Valery Tscheplanowa und Tobias Moretti in „Jedermann“
Salzburger Festspiele / Matthias Horn
Premiere in Salzburg

Jedermann stirbt stürmisch

Zum 697. Mal ist am Samstagabend „Jedermann“ im Rahmen der Salzburger Festspiele aufgeführt worden. Im dritten Jahr für Regisseur Michael Sturminger konnte dabei die Premiere erstmals auf dem Domplatz gefeiert werden. Eine neue, singende Buhlschaft im Hosenanzug und das Brüderpaar Moretti/Bloeb sorgten für frischen Wind vor der imposanten Kulisse – ebenso wie das Wetter selbst, das zum Schluss kräftig mitmischte.

Das Besondere am Theater ist, dass es vergänglich ist, ein „transitorisches Ereignis“, wie es in jeder Einführung in die Theaterwissenschaft heißt: Keine Aufführung ist wie die andere – auch nicht, wenn dasselbe Stück am selben Ort vom selben Regisseur inszeniert wird. Und ganz besonders nicht, wenn es „Jedermann“ ist, jenes Drama über die Vergänglichkeit, ohne das die Salzburger Festspiele nicht denkbar wären, das seit 99 Jahren aufgeführt wird, aber jedes Mal eben doch ein bisschen anders ist.

„Nachgeschärft“ sollte der „Jedermann“ im dritten Jahr unter Sturmingers Ägide in Salzburg werden – acht Rollen wurden dafür neu besetzt, die der Regisseur nunmehr als „Wunschensemble“ bezeichnet.
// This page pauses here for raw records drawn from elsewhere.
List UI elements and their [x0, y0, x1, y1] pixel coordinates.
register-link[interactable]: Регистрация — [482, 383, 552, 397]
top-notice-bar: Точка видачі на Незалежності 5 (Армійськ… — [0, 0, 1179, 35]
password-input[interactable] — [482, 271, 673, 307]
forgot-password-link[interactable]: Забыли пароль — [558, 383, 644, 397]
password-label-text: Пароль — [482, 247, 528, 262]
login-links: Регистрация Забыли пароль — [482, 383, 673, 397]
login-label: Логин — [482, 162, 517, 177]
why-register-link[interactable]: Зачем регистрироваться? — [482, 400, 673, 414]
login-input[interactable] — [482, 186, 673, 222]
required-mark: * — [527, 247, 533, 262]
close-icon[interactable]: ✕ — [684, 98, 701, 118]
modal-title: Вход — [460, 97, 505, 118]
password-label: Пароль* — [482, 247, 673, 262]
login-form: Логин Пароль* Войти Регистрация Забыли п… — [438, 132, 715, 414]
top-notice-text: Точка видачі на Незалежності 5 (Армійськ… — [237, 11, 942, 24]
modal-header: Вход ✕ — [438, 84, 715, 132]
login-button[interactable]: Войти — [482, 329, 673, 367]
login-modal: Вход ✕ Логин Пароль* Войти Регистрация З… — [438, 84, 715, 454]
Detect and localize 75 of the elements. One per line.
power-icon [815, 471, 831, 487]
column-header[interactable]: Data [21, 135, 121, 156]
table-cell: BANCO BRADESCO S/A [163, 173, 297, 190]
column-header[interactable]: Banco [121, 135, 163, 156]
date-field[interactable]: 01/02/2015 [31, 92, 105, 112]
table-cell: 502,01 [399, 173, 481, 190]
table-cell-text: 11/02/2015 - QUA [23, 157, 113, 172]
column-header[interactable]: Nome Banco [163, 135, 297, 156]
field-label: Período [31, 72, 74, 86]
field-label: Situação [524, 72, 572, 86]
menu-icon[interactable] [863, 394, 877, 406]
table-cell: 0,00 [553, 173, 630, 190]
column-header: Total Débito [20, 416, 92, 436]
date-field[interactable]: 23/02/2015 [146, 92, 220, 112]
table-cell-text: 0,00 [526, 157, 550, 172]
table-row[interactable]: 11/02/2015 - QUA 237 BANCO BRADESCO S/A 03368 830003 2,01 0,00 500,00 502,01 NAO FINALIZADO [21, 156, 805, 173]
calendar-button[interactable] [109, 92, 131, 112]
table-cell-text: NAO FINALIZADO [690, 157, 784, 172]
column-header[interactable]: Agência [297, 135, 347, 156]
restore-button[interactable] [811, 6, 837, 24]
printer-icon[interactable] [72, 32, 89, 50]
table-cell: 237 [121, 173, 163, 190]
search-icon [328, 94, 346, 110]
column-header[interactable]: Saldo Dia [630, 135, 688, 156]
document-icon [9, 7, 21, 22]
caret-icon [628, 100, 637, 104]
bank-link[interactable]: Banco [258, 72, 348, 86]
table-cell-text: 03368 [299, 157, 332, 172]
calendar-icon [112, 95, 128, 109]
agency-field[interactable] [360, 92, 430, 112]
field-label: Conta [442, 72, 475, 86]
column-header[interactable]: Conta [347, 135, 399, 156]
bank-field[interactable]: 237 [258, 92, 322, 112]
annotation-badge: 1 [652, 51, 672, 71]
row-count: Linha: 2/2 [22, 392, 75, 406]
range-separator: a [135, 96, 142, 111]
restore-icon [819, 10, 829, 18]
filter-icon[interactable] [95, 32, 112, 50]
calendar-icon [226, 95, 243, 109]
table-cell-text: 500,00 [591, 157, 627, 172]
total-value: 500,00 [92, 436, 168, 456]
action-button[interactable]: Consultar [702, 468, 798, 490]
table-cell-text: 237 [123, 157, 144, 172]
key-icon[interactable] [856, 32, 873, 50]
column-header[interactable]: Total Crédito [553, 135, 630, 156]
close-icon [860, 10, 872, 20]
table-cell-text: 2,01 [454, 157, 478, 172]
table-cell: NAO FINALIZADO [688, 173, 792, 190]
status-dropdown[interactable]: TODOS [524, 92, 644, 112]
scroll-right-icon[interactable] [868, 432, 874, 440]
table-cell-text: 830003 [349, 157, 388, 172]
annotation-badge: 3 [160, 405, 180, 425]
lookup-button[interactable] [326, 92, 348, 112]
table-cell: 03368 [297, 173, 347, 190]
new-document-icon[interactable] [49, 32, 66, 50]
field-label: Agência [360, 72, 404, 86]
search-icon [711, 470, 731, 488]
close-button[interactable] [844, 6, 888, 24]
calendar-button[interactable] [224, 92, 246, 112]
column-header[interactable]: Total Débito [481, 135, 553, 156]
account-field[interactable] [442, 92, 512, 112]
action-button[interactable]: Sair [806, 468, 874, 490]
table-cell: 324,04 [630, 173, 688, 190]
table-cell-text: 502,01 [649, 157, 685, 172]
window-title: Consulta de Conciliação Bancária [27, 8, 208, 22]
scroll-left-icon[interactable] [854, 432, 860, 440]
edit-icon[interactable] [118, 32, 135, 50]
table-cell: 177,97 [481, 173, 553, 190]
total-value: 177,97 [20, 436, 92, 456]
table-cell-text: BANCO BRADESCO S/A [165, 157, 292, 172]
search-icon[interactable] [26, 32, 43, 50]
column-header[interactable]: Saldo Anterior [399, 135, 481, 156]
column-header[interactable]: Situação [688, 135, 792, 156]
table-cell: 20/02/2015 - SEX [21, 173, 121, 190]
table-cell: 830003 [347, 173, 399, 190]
Was Sturminger wohl nicht selbst bestimmte, aber gelegen kam: Um kurz nach 21.00 Uhr, als die Glocken des Doms den Beginn einläuteten, war der Himmel praktisch wolkenlos – das von Hugo von Hofmannsthal und Max Reinhardt für den Domplatz konzipierte Stück hatte unter Sturminger nicht nur das Wunschensemble, sondern auch endlich den passenden Platz für die Premiere gefunden.

Brüderpaar mit Chemie

Gleich nachdem der unverändert überzeugende Peter Lohmeyer als Tod und Spielansager ankündigt, dass das Leben von Jedermann sich dem Ende zuneigt, kommt es zum ersten Aufeinandertreffen von Tobias Morettis Jedermann mit dem von Neuzugang Gregor Bloeb gespielten Gesell. Dass Bloeb Morettis Bruder ist, wird zwar nie direkt erwähnt, sorgt aber für spürbare Chemie zwischen den beiden.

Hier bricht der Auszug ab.